Using a time-delay actor-critic neural architecture with dopamine-like reinforcement signal for learning in autonomous robots

Perez-Uribe, Andres
Using a time-delay actor-critic neural architecture with dopamine-like reinforcement signal for learning in autonomous robots
Emerging Neural Architectures based on Neuroscience, S. Wermter, J. Austin, D. Willshaw (Eds.), Springer-verlag, LNAI 2036, pp. 522-533. (PDF - 250 Kb)

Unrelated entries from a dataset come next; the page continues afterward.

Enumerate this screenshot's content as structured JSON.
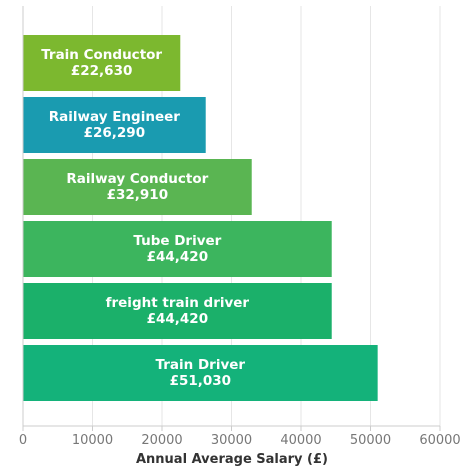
{
  "chart_data": {
    "type": "bar",
    "orientation": "horizontal",
    "categories": [
      "Train Conductor",
      "Railway Engineer",
      "Railway Conductor",
      "Tube Driver",
      "freight train driver",
      "Train Driver"
    ],
    "values": [
      22630,
      26290,
      32910,
      44420,
      44420,
      51030
    ],
    "value_labels": [
      "£22,630",
      "£26,290",
      "£32,910",
      "£44,420",
      "£44,420",
      "£51,030"
    ],
    "colors": [
      "#7cb82f",
      "#1a9bb0",
      "#5ab552",
      "#3cb55e",
      "#1bb06a",
      "#14b27a"
    ],
    "xlabel": "Annual Average Salary (£)",
    "ylabel": "",
    "xlim": [
      0,
      60000
    ],
    "xticks": [
      0,
      10000,
      20000,
      30000,
      40000,
      50000,
      60000
    ],
    "xtick_labels": [
      "0",
      "10000",
      "20000",
      "30000",
      "40000",
      "50000",
      "60000"
    ],
    "grid": true,
    "label_text_color": "#ffffff",
    "grid_color": "#e6e6e6",
    "axis_color": "#cccccc"
  }
}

Abstract: Neuroscientists have identified a neural substrate of prediction and reward in experiments with primates. The so-called dopamine neurons have been shown to code an error in the temporal prediction of rewards. Similarly, artificial systems can ``learn to predict'' by the so-called temporal-difference (TD) methods. Based on the general resemblance between the effective reinforcement term of TD models and the response of dopamine neurons, neuroscientists have developed a TD-learning time-delay actor-critic neural model and compared its performance with the behavior of monkeys in the laboratory. We have used such a neural network model to learn to predict variable-delay rewards in a robot spatial choice task similar to the one used by neuroscientists with primates. Such architecture implementing TD-learning appears as a promising mechanism for robotic systems that learn from simple human teaching signals in the real world.